Peppige Reise durch die Galaxie: Etwa 60 Mädchen und Jungen der Remsfelder Berlin-Tiergarten-Schule begeisterten in der Homberger Stadthalle mit dem Musical „Leben im All“. Fotos: Ehl-von Unwerth

Homberg/Knüllwald. Sternschnuppen rasen durchs All, Planeten suchen ihre Umlaufbahn und ein gefräßiges schwarzes Loch bedroht das Universum: Zu einer amüsanten Reise durch die Galaxie luden 60 Schüler der Remsfelder Berlin-Tiergarten-Schule in die Homberger Stadthalle ein.

Mit dem Kindermusical „Leben im All“ begeisterten sie 450 Gäste in einer Abendvorstellung sowie hunderte junger Besucher aus Kindergärten und Grundschulen in zwei Vormittagsaufführungen.

Seit Beginn des Schuljahres hatten sich die Dritt- bis Sechstklässler gründlich auf den großen Auftritt vorbereitet. Chor und Schauspiel, Kostüme und Bühnenbild standen klassenübergreifend auf dem Stundenplan im musischen Bereich.

In einer Projektwoche wurden die Ergebnisse aus den vier Sparten zu dem Gesamtwerk vereint. Bei der Aufführung des fantastisch-turbulenten Abenteuers wirbelten dann allerlei Himmelskörper auf der Stadthallenbühne umher.
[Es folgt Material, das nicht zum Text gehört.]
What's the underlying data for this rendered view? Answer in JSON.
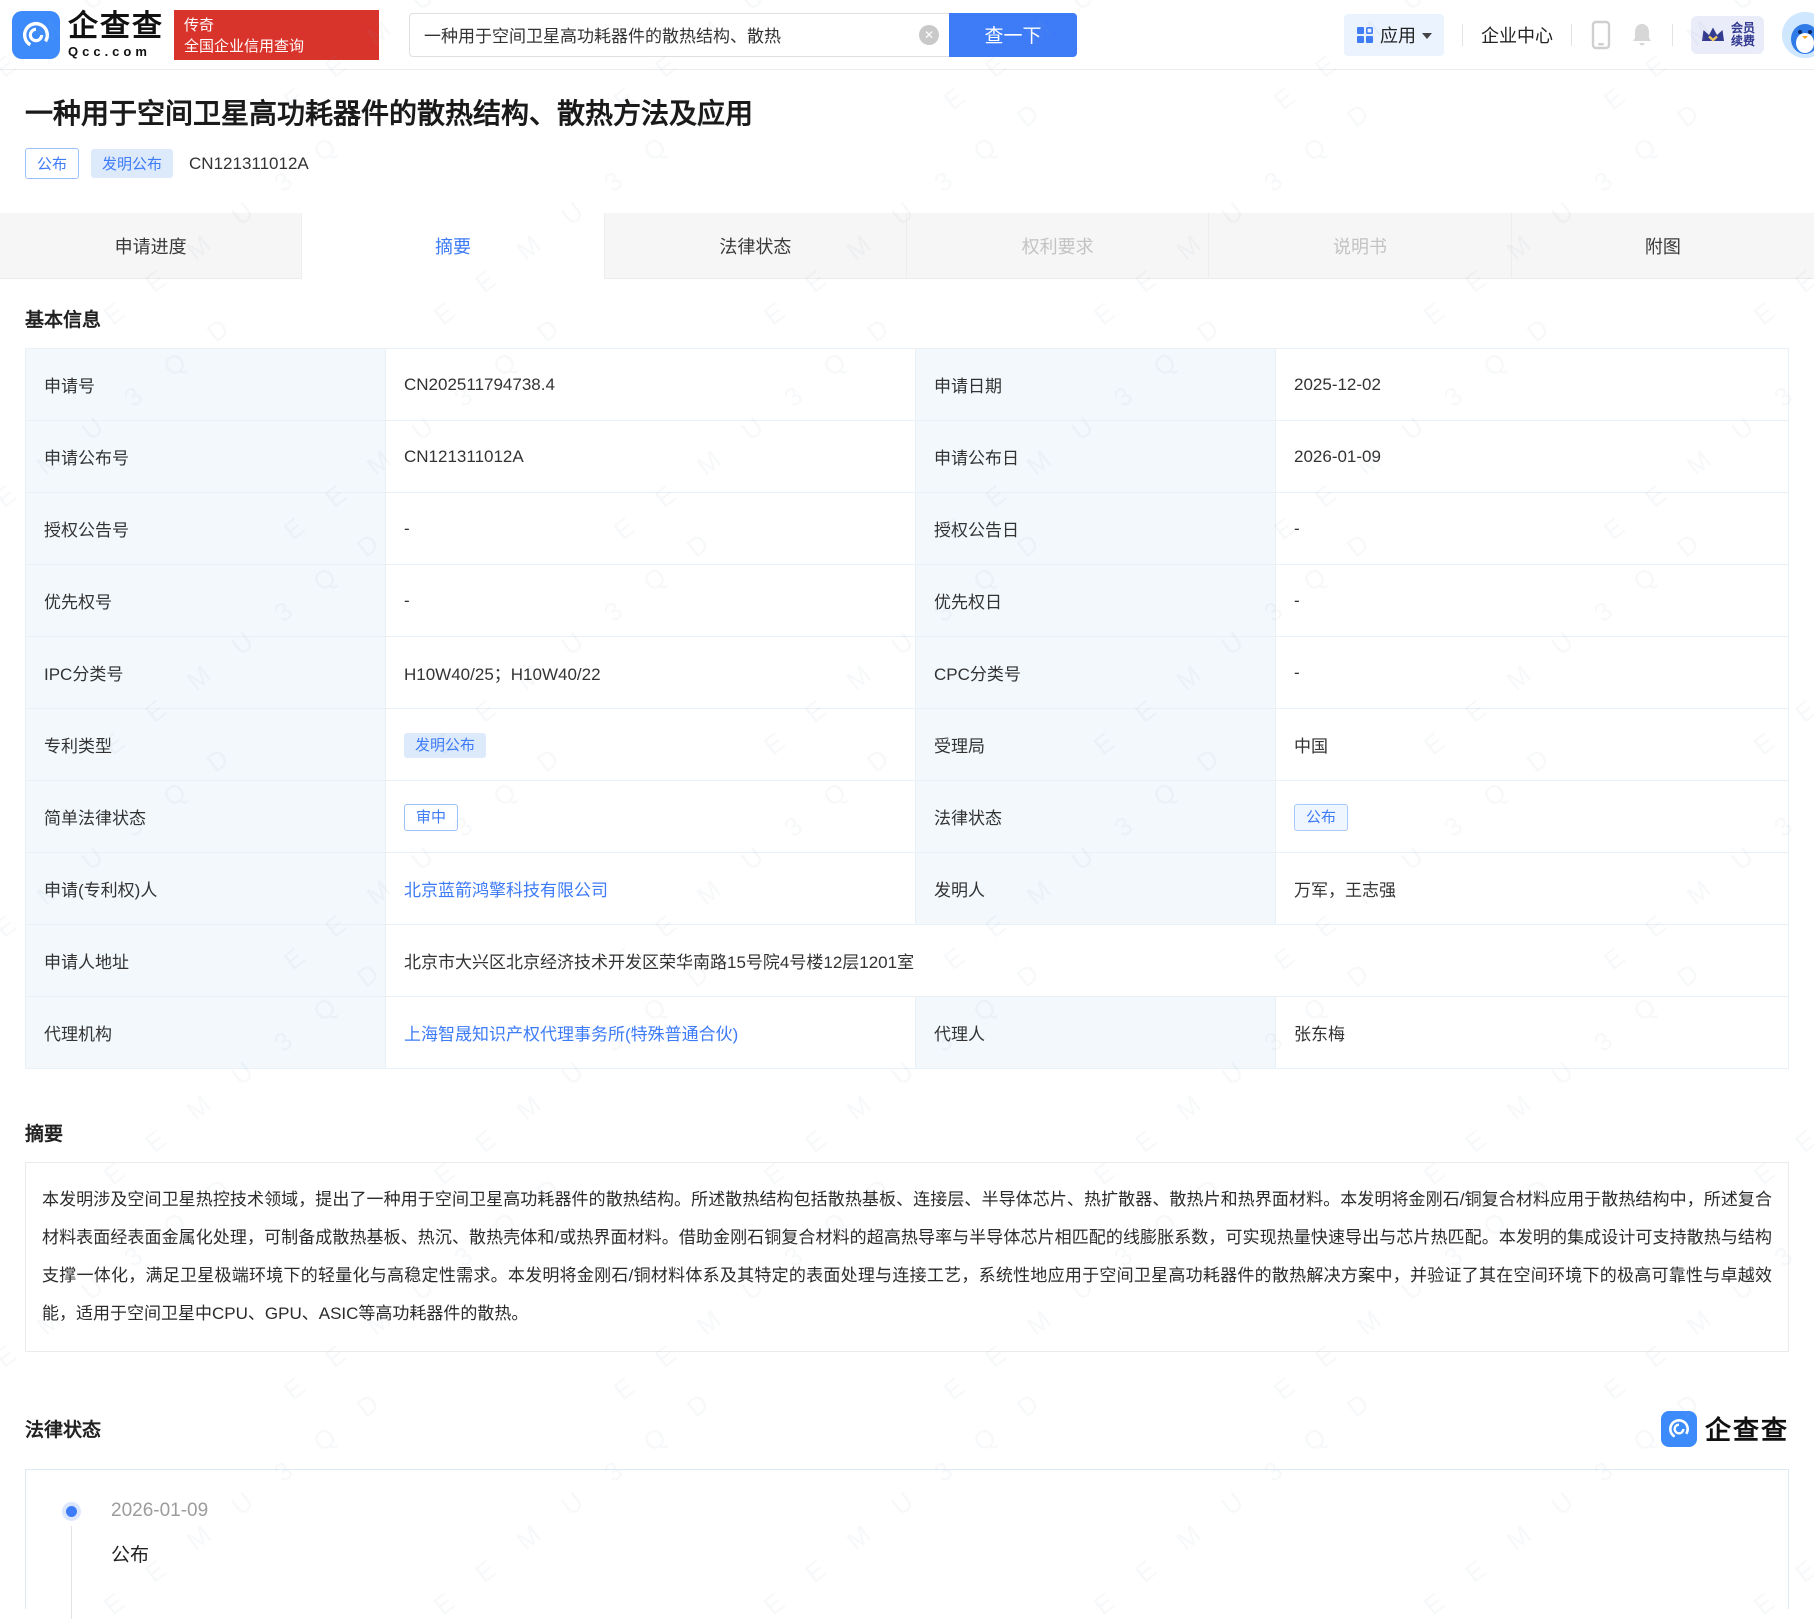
{
  "colors": {
    "accent": "#3e7bf7",
    "promo_red": "#d9342b",
    "label_bg": "#f2f8fc"
  },
  "watermark": "E E M U 3 Q D",
  "header": {
    "logo_title": "企查查",
    "logo_subtitle": "Qcc.com",
    "promo_line1": "传奇",
    "promo_line2": "全国企业信用查询",
    "search": {
      "value": "一种用于空间卫星高功耗器件的散热结构、散热",
      "button_label": "查一下"
    },
    "nav": {
      "apps_label": "应用",
      "enterprise_center_label": "企业中心",
      "vip_line1": "会员",
      "vip_line2": "续费"
    }
  },
  "patent": {
    "title": "一种用于空间卫星高功耗器件的散热结构、散热方法及应用",
    "status_badge": "公布",
    "type_badge": "发明公布",
    "publication_number": "CN121311012A"
  },
  "tabs": [
    {
      "label": "申请进度"
    },
    {
      "label": "摘要"
    },
    {
      "label": "法律状态"
    },
    {
      "label": "权利要求"
    },
    {
      "label": "说明书"
    },
    {
      "label": "附图"
    }
  ],
  "basic_info": {
    "heading": "基本信息",
    "rows": [
      {
        "l1": "申请号",
        "v1": "CN202511794738.4",
        "l2": "申请日期",
        "v2": "2025-12-02"
      },
      {
        "l1": "申请公布号",
        "v1": "CN121311012A",
        "l2": "申请公布日",
        "v2": "2026-01-09"
      },
      {
        "l1": "授权公告号",
        "v1": "-",
        "l2": "授权公告日",
        "v2": "-"
      },
      {
        "l1": "优先权号",
        "v1": "-",
        "l2": "优先权日",
        "v2": "-"
      },
      {
        "l1": "IPC分类号",
        "v1": "H10W40/25；H10W40/22",
        "l2": "CPC分类号",
        "v2": "-"
      },
      {
        "l1": "专利类型",
        "v1": "发明公布",
        "l2": "受理局",
        "v2": "中国"
      },
      {
        "l1": "简单法律状态",
        "v1": "审中",
        "l2": "法律状态",
        "v2": "公布"
      },
      {
        "l1": "申请(专利权)人",
        "v1": "北京蓝箭鸿擎科技有限公司",
        "l2": "发明人",
        "v2": "万军，王志强"
      },
      {
        "l1": "申请人地址",
        "v1": "北京市大兴区北京经济技术开发区荣华南路15号院4号楼12层1201室"
      },
      {
        "l1": "代理机构",
        "v1": "上海智晟知识产权代理事务所(特殊普通合伙)",
        "l2": "代理人",
        "v2": "张东梅"
      }
    ]
  },
  "abstract": {
    "heading": "摘要",
    "text": "本发明涉及空间卫星热控技术领域，提出了一种用于空间卫星高功耗器件的散热结构。所述散热结构包括散热基板、连接层、半导体芯片、热扩散器、散热片和热界面材料。本发明将金刚石/铜复合材料应用于散热结构中，所述复合材料表面经表面金属化处理，可制备成散热基板、热沉、散热壳体和/或热界面材料。借助金刚石铜复合材料的超高热导率与半导体芯片相匹配的线膨胀系数，可实现热量快速导出与芯片热匹配。本发明的集成设计可支持散热与结构支撑一体化，满足卫星极端环境下的轻量化与高稳定性需求。本发明将金刚石/铜材料体系及其特定的表面处理与连接工艺，系统性地应用于空间卫星高功耗器件的散热解决方案中，并验证了其在空间环境下的极高可靠性与卓越效能，适用于空间卫星中CPU、GPU、ASIC等高功耗器件的散热。"
  },
  "legal_status": {
    "heading": "法律状态",
    "brand_name": "企查查",
    "events": [
      {
        "date": "2026-01-09",
        "status": "公布"
      }
    ]
  }
}
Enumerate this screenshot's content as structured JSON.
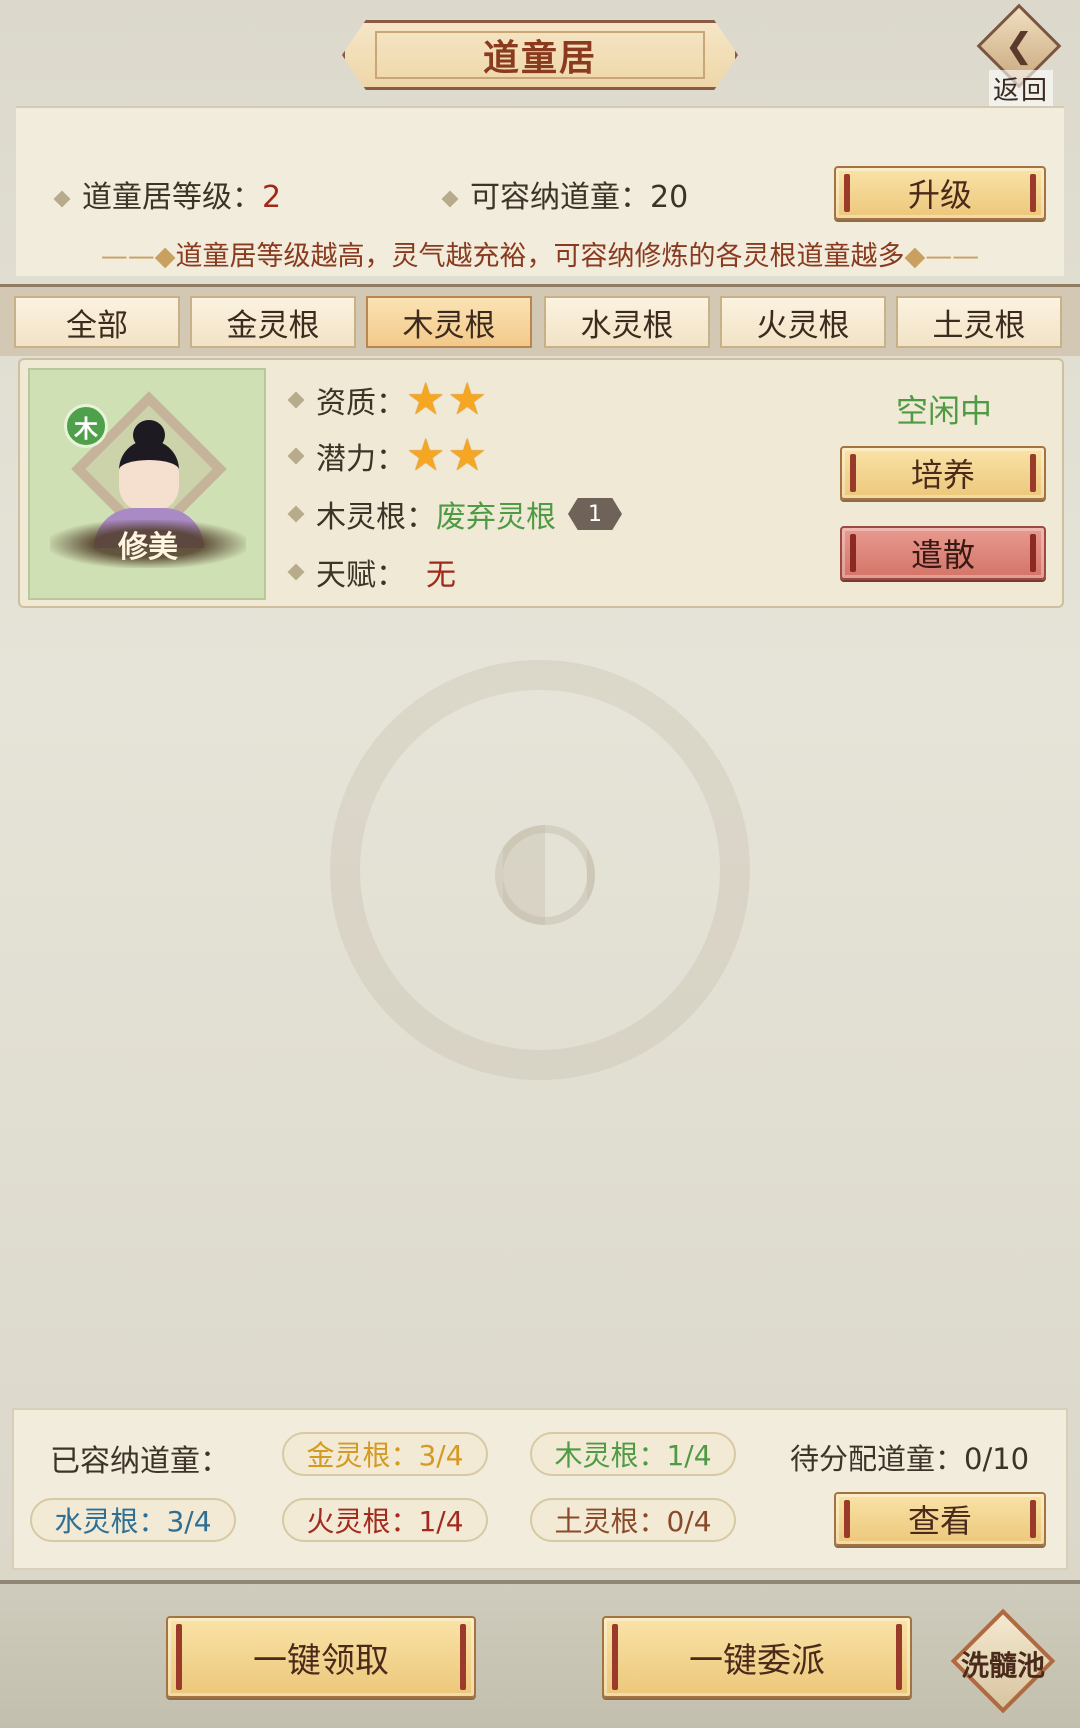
{
  "title": "道童居",
  "back_label": "返回",
  "header": {
    "level_label": "道童居等级：",
    "level_value": "2",
    "capacity_label": "可容纳道童：",
    "capacity_value": "20",
    "upgrade_label": "升级",
    "hint": "道童居等级越高，灵气越充裕，可容纳修炼的各灵根道童越多"
  },
  "tabs": [
    "全部",
    "金灵根",
    "木灵根",
    "水灵根",
    "火灵根",
    "土灵根"
  ],
  "active_tab": "木灵根",
  "card": {
    "element_badge": "木",
    "name": "修美",
    "aptitude_label": "资质：",
    "aptitude_stars": 2,
    "potential_label": "潜力：",
    "potential_stars": 2,
    "root_label": "木灵根：",
    "root_value": "废弃灵根",
    "root_grade": "1",
    "talent_label": "天赋：",
    "talent_value": "无",
    "status": "空闲中",
    "train_label": "培养",
    "dismiss_label": "遣散"
  },
  "summary": {
    "accommodated_label": "已容纳道童：",
    "gold": "金灵根：3/4",
    "wood": "木灵根：1/4",
    "water": "水灵根：3/4",
    "fire": "火灵根：1/4",
    "earth": "土灵根：0/4",
    "pending": "待分配道童：0/10",
    "view_label": "查看"
  },
  "footer": {
    "claim_all": "一键领取",
    "assign_all": "一键委派",
    "wash_pool": "洗髓池"
  },
  "colors": {
    "gold": "#d49a24",
    "wood": "#4f9a44",
    "water": "#2f6f94",
    "fire": "#a32a1e",
    "earth": "#8a4a2a",
    "accent": "#8a3a1e"
  }
}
Freche Sternschnuppen, leuchtende Sterne, Planeten wie Venus, Saturn, Mars, Erde und Pluto und der rasante Weltraumflitzer-Komet XXL brachten Frau Sonne und ihr System ordentlich ins Schwitzen. Für eine kurzfristige sphärische Trauer in dem munteren Treiben sorgte der Abschied von Opa-Stern Galaxos: Vor seinem Erlöschen verteilte er Geschenke, allen voran eine weissagende Kristallkugel. Die schnappte sich sogleich das gierige schwarze Loch, das stets darauf lauerte, Planeten zu fressen und Schnuppen zu schnappen.

Marvin sprang ein

Beinahe jedoch wäre der Bösewicht im theatralischen Universum wegen des erkrankten Darstellers unsichtbar geblieben. Chorsänger Marvin Jung sprang spontan ein und meisterte seinen unvorhergesehenen Auftritt bravourös. Kein Problem, schließlich habe er in den Proben gut aufgepasst, beteuerte er.

Mitreißende Spielfreude der jungen Akteure und viele rockige Lieder mit Ohrwurm-Qualität sorgten dafür, dass sich das Publikum mit donnerndem Applaus für ein wahrhaft galaktisches Theater-Spektakel bedankte.